Exploit code is already circulating for three of the security holes patched by Microsoft last week in its monthly...
security bulletin release. Three "important" and five "critical" patches plugged 18 holes in Internet Explorer, Windows, MSN Messenger, Exchange Server and Office.
In Tuesday's release, the software company included two updated security fixes along with two non-security patches. The non-security patch will help administrators and users install security patches, according to a Microsoft spokesperson. The company released them simultaneously so that administrators could deploy the non-security updates with the security updates and reboot once.
"It was a good set of patches addressing a critical set of vulnerabilities," said Eric Schultze, chief security architect with Shavlik Technologies LLC, in Roseville, Minn. "It's important to get these patches installed because I expect there will be exploitations or worms circulating soon."
Exploit code for vulnerabilities in Exchange Server, MSN Messenger and message queuing was posted on the Internet, Schultze said.
Schultze identified critical bulletins MS05-019, fixing TCP/IP vulnerabilities and the Internet Explorer patch, MS05-020, as top priorities while patching. The vulnerabilities can allow remote users to take over machines. Windows XP users can save themselves from hackers looking to exploit the TCP/IP vulnerabilities by turning on the XP personal firewall. "People won't be able to remotely attack you, but that's only for folks running Windows XP," Schultze said.

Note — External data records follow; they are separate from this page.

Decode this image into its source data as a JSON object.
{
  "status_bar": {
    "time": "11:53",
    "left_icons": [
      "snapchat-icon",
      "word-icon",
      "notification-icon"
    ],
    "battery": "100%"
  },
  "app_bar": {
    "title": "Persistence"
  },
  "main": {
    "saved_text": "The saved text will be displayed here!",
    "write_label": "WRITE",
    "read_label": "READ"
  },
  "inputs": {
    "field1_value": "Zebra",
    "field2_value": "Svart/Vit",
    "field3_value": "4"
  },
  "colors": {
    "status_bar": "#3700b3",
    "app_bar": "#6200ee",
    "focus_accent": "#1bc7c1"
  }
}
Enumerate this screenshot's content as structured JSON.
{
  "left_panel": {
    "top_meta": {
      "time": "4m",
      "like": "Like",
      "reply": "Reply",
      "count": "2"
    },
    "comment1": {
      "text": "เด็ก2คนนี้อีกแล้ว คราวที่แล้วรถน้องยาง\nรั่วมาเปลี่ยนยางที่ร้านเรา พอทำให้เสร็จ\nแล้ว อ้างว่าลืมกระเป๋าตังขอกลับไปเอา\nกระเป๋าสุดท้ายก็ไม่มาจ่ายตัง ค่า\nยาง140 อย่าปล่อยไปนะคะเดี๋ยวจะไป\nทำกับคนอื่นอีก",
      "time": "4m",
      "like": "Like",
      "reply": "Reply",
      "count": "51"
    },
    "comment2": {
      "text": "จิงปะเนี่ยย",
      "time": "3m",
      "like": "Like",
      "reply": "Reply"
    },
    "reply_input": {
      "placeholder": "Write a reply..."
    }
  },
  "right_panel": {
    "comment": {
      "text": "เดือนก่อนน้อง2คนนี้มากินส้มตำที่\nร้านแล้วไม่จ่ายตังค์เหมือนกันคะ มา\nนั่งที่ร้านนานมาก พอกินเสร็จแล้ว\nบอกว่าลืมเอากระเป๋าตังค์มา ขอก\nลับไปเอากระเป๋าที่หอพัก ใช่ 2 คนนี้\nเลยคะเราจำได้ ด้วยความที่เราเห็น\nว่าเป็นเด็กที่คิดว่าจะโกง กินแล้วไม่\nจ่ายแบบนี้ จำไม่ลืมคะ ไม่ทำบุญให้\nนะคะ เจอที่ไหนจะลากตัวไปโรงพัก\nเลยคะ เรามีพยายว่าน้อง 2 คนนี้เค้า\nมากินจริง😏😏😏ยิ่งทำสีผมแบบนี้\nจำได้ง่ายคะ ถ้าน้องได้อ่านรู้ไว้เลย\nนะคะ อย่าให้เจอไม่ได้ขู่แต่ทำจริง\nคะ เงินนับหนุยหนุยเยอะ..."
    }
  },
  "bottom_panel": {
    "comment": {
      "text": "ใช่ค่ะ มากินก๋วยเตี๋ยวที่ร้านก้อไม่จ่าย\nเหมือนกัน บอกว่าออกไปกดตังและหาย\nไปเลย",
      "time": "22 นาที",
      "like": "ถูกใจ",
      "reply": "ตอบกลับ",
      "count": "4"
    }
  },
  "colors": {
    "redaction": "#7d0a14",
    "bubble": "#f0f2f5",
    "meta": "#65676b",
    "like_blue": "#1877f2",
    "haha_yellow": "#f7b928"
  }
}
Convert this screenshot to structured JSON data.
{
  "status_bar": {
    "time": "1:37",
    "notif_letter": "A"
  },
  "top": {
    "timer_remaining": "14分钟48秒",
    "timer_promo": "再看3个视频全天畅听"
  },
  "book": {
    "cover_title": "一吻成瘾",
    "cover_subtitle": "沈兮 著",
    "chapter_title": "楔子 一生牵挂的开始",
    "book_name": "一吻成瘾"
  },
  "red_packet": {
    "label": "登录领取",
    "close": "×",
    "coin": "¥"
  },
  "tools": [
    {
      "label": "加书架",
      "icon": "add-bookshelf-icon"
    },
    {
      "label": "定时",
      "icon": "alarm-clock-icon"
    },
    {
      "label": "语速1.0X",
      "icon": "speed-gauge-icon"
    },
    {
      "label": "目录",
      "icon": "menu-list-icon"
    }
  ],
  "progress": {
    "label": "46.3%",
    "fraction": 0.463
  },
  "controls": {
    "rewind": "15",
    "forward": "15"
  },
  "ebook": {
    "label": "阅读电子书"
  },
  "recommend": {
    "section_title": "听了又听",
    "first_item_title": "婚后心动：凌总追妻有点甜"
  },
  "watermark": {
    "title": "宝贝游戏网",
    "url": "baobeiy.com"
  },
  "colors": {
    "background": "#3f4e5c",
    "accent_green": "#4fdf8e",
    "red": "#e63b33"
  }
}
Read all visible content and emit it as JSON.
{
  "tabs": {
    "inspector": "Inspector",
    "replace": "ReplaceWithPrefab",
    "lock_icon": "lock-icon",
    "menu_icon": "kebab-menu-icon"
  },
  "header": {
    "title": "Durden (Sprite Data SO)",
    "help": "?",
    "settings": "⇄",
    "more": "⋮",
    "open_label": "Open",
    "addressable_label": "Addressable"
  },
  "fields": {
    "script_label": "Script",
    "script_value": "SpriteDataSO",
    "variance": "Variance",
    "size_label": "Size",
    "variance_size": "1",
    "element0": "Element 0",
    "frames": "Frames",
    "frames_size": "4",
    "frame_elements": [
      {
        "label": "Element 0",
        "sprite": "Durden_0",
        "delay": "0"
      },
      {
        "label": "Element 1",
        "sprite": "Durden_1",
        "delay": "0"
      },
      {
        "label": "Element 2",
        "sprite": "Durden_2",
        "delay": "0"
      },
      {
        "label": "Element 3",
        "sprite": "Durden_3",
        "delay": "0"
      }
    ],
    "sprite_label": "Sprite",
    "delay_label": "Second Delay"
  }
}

Brian Bartlett, systems engineer with patch management company Ecora Software Corp., in Portsmouth, N.H., said the TCP/IP vulnerability was most likely to affect Windows 2000 machines and others still running Windows XP SP1. Unlike the other vulnerabilities that were privately reported, Bartlett said, part of the TCP/IP flaw was discovered in the wild.
Informing users can also help prevent an exploit. "What seems to be common in [the vulnerabilities] is that to exploit them, they have to use some social engineering. They have to lure you into adding you to their buddy list," Bartlett said.
Exploits can be kept at bay with IT best practices, he said. "You don't let people log on with administrative rights."
While Bartlett said that none of the patches caused system disruptions, Schultze said that some users of Dell Inc.'s D600 have been reporting system crashes. Keeping Dell BIOS patches up to date, he said, could remedy the problem.